Which is kinda like asking a snake to tap dance.
But most of our contributors managed it, including Madhuja Mukherjee, who we invited to write on Indian cinema. Madhuja is an Associate Professor who teaches in the Department of Film Studies at Jadavpur University in Kolkata. She has published widely on the Indian film industry, technology and aesthetics, as well as on archiving and art projects. Lately, she has published on the soundscape of Indian films. She is the author of New Theatres Ltd., The Emblem of Art, The Picture of Success (2009) and has edited anthologies titled Aural Films, Oral Cultures (2012) and Voices and Verses of the Talking Stars. She has also published her graphic-novel Kangal Malsat (in Bengali) in 2013 and her feature film Carnival (2012) was premiered at the International Film Festival in Rotterdam in 2012.
This is the trailer for her film.
And this is the abstract for her chapter.
The Forking Paths of Indian Cinemas
This chapter presents an introduction to the founding years of Indian cinemas along with the critical approaches, which have framed such historical events.

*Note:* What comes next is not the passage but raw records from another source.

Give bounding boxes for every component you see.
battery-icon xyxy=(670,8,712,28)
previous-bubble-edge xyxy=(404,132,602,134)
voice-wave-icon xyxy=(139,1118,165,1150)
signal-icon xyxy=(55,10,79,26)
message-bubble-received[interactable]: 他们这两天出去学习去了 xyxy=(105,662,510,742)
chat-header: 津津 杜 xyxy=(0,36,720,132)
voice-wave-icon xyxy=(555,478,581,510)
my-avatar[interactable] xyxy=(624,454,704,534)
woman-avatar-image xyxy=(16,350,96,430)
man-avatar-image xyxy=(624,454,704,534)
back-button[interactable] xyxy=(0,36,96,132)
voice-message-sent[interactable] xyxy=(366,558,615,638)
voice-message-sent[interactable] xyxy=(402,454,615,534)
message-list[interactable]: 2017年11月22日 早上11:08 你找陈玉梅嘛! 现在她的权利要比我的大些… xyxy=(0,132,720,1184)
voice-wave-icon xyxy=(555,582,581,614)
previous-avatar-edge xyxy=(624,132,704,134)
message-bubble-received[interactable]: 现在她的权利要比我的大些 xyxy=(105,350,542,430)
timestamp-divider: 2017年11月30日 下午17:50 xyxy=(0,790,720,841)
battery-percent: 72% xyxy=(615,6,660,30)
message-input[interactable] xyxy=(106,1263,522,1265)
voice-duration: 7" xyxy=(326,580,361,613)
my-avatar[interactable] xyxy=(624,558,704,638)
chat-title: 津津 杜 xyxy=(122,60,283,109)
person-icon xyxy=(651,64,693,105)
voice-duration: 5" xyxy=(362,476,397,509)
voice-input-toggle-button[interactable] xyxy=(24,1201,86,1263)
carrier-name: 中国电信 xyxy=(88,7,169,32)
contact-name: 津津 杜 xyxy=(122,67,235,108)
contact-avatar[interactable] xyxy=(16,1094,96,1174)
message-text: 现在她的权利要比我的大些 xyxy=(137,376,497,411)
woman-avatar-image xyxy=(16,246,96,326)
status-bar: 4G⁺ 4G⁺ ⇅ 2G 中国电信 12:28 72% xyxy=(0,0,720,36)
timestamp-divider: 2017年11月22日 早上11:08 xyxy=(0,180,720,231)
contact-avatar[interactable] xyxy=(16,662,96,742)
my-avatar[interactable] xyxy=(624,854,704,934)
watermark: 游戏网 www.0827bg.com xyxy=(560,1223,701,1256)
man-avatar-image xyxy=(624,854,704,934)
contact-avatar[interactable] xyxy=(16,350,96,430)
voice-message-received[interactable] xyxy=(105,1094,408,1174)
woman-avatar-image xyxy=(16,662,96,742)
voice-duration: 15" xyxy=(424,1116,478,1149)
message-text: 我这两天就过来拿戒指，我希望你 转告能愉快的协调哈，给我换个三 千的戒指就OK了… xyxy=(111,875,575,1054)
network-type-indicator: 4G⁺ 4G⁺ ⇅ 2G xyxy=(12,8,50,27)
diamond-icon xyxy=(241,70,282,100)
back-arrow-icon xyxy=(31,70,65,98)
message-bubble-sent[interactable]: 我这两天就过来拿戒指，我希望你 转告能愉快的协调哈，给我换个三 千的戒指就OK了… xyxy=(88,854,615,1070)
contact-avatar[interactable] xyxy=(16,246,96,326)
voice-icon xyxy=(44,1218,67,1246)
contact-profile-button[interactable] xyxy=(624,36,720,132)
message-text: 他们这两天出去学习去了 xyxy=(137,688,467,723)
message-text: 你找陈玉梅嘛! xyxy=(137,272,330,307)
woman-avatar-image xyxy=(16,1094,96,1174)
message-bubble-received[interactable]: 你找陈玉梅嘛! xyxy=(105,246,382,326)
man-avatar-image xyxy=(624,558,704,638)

It especially draws attention to the material, which shows how colonial India was regularly exposed to American films and a range of widely held American and European popular forms. Therefore, on one hand, the chapter refers to the cosmopolitanism of Indian cinemas; on the other, it illustrates how Hindi language cinema was produced from both East and West Indian centres (Kolkata and Pune) and thus had an exciting eclectic structure. Moreover, the industry was divided in terms of its economics as well the economy of culture until the end of Second World War when the studio system became weak, and centres like Kolkata suffered heavily due to war, riots and partition (during 1947).
It is around this time that Bombay (Mumbai) was refigured as the principal site of Hindi film production, and the all-encompassing melodramatic mode – or the ‘socials’- became acceptable. Thus, while exploring the forking paths of Indian cinemas, this chapter focuses on the dialogues between what eventually became mainstream popular Hindi cinema and its multiple ‘Others’. It tackles the complexities of regional film industries, especially the Bengali film industry, which worked in tandem from the early years. Briefly, this chapter highlights the fluidity of industrial structures, and examines the manner in which Bombay cinema(s) has re-emerged as a powerful global phenomenon (that is ‘Bollywood’) even when it remains connected to a plethora of cheaply produced ‘B-movies’, different genres, and sub-regionals video/digital films produced in many dialects.
Indian cinemas, plural. We were learning something wonderful and new every day.